A new report highlights that all links in the hospital reporting chain are tragically weak.
It is some pretty remarkable timing that last week I was looking at the dark underbelly of hospital reporting and recently a new statement was released regarding poor validation of hospital quality data reporting. The Department of Health and Human Services (HHS) Office of Inspector General (IG) just released their study on quality tracking of Centers for Medicare and Medicaid (CMS) investigations into suspicious data for hospital-associated infections (HAIs).
To say that the hospital reporting structure or processes is convoluted would be an understatement. Hospitals typically report to three main groups—public reporting agencies (which is a requirement for CMS for reimbursement purposes and sometimes state health departments depending on state reporting); private reporting agencies (hospital quality measuring agencies like Joint Commission, etc.); and prestige reporting outlets (to obtain national awards through groups such as US News & World Report, etc.).
CMS requires that data reported for incentive payment be done through the Centers for Disease Control and Prevention’s (CDC) National Healthcare Safety Network (NHSN). The CDC also utilizes this data for national reporting of general data (such as, the number of HAI’s per state, etc.). In a nutshell, hospitals have to report a certain amount of infections to CMS, which impacts the amount of reimbursement they end up getting. This data is reported through the NHSN system that also allows the CDC to use it to track antibiotic resistance, etc. This makes it a nice hub for hospital-associated infection data. Interestingly, CMS and CDC both depend on the quality of this reported information, which not only impacts hospital reimbursement, but also tracking hospital infection trends and potentially changing future reporting requirements. Therefore, the data used by CMS and CDC are only as good as what is reported, meaning that if a hospital is not performing quality surveillance for hospital-associated infections, or is choosing to only report partial data, CMS and CDC will have inaccurate information.
The recent IG finding report is particularly damning in that it highlights a darker reality to this reporting requirement. Despite the good intentions of CMS in their efforts to decrease HAI’s by tying cases to nonpayment, hospitals have been taking advantage of limited CMS validation. The report found that CMS failed to perform in-depth reviews of 96 hospitals that submitted suspicious data patterns in 2013 and 2014.
During their annual data evaluation, CMS is supposed to randomly select 400 participating hospitals and request samples of medical records to evaluate the clinical-process-of-care measures and HAI measures. Additionally, they are encouraged to look at a targeted sample of 200 additional hospitals based off a certain threshold, which would be if they failed validation the year before or submitted data after the CMS deadline. CMS has several selection criteria for this "targeted' sample, which includes "threshold-based criteria"—hospitals that fail to report half of their HAI's, late reporting, a new hospital, etc.—or, "analysis-based criteria"—abnormal or conflicting data patterns and a rapid change in data patterns. When CMS selects hospitals for this data validation for payment, they can use analytics that point to hospitals needing further review (those hospitals that are outliers in some measures).
Unfortunately, the IG report shows that CMS failed to use these measures when they did this targeted sample review in 2016 (which looked at data from 2013/2014). During this review, CMS only selected 49 hospitals and none of these hospitals were chosen from this analysis-based criteria (ie, they were not looking for those with aberrant data patterns or suspicious changes in reporting).
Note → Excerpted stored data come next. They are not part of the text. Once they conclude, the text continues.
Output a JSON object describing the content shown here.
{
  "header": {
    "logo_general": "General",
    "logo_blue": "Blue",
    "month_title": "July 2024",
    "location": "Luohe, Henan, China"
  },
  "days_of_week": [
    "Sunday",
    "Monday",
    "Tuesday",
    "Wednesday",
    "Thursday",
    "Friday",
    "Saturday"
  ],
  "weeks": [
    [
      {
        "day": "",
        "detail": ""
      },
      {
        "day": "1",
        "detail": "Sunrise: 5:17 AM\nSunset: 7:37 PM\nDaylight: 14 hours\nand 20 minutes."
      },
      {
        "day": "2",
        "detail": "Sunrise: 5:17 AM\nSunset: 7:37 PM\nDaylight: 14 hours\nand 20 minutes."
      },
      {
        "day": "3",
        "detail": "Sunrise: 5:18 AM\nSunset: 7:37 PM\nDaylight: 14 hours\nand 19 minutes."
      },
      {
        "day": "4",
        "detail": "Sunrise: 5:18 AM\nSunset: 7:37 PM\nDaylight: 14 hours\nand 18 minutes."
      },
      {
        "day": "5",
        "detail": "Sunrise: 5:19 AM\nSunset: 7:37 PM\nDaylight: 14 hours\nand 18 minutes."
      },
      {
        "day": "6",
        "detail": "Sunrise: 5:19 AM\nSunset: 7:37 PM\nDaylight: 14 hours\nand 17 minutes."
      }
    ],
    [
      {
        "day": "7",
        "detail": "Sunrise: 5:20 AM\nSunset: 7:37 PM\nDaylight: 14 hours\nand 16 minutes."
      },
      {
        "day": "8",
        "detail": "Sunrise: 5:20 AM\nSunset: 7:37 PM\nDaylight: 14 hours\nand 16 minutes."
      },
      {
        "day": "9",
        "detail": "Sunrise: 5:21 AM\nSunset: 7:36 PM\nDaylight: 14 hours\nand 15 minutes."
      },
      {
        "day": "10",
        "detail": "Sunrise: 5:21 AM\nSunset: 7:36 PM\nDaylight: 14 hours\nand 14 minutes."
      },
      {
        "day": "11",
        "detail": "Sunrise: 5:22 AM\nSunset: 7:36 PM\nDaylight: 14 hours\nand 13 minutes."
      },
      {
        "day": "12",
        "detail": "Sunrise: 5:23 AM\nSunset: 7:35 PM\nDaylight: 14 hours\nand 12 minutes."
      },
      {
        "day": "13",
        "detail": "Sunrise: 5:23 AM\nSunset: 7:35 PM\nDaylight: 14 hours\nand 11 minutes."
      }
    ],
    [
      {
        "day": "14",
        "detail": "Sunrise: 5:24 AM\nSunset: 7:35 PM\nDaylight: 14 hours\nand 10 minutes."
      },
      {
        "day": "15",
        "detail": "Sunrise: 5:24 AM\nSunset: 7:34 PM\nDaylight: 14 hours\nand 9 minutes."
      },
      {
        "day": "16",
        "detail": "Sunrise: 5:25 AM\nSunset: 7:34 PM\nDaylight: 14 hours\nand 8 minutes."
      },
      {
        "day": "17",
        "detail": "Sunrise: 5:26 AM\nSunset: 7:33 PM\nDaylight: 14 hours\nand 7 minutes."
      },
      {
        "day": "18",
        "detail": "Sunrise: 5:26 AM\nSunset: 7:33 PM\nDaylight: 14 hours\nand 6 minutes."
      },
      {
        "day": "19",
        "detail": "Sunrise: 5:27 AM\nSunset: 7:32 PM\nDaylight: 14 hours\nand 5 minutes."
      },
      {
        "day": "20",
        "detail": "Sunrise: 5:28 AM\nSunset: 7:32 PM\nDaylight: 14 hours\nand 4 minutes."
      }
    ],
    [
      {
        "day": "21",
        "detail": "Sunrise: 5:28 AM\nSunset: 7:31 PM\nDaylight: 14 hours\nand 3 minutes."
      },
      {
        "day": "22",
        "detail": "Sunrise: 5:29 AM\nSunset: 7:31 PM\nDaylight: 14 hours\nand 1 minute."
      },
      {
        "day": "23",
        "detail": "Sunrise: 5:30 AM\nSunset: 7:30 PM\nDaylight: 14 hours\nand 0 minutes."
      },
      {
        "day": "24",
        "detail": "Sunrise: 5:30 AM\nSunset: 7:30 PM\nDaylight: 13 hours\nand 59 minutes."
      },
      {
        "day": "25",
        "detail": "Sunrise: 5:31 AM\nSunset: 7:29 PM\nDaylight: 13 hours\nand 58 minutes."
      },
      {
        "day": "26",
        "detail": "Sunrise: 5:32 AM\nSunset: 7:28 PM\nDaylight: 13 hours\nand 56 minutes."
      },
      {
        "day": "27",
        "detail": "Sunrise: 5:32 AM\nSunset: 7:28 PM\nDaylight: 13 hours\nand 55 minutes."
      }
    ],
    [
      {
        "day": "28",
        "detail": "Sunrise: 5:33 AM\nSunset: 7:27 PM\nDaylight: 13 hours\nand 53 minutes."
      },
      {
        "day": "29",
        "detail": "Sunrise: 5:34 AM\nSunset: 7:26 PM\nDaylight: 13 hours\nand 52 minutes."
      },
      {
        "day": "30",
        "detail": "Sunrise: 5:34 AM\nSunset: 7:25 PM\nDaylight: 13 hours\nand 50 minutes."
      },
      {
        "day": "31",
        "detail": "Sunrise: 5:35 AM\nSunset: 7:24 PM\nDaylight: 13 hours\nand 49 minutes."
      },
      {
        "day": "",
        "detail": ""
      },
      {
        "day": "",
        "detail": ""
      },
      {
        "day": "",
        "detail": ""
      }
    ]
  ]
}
This practice goes against the 2015 "Joint Reminder on NHSN Reporting" that the CDC and CMS sent out regarding concerns of dishonest reporting like overculturing, underculturing, and adjudication. The CDC and CMS joint reminder, was an honest plea with hospitals to ensure accuracy and completeness of their reporting data. The statement highlighted the growing concerns over a new hospital practice of over-testing patients (overculturing) in an effort to identify infections as community-onset, instead of hospital-acquired, regardless if the test was potentially too sensitive. Overculturing can be dangerous in that some tests, such as polymerase chain reaction (PCR), are overly sensitive and pick up any microbial DNA, regardless if it is alive or dead. This can often result in a patient being treated with antimicrobials even if they do not have an active infection. Because of this ongoing issue, it is vital that CMS up their game in terms of validating hospital data and accuracy.
This study was released to draw attention to the growing concerns that hospitals are “gaming” the system and taking advantage of limited CMS validation. Indeed, a report from Kaiser Health News also draws attention to the lack of uniform standards for reviewing the data that hospitals report. This is especially relevant given that most CMS validation reviews are 1-2 years following the reporting and even the 400 hospitals reviewed only account for about 10% of the nation’s hospitals.
Simply put, there is no consistent method for double-checking the data that hospitals report, and frankly, there is a heavy incentive to report lower infections if that number impacts reimbursement or prestige. Overall, this latest report points to the tip of the iceberg in terms of shady hospital reporting practices and even worse, CMS response to validate such suspicious data.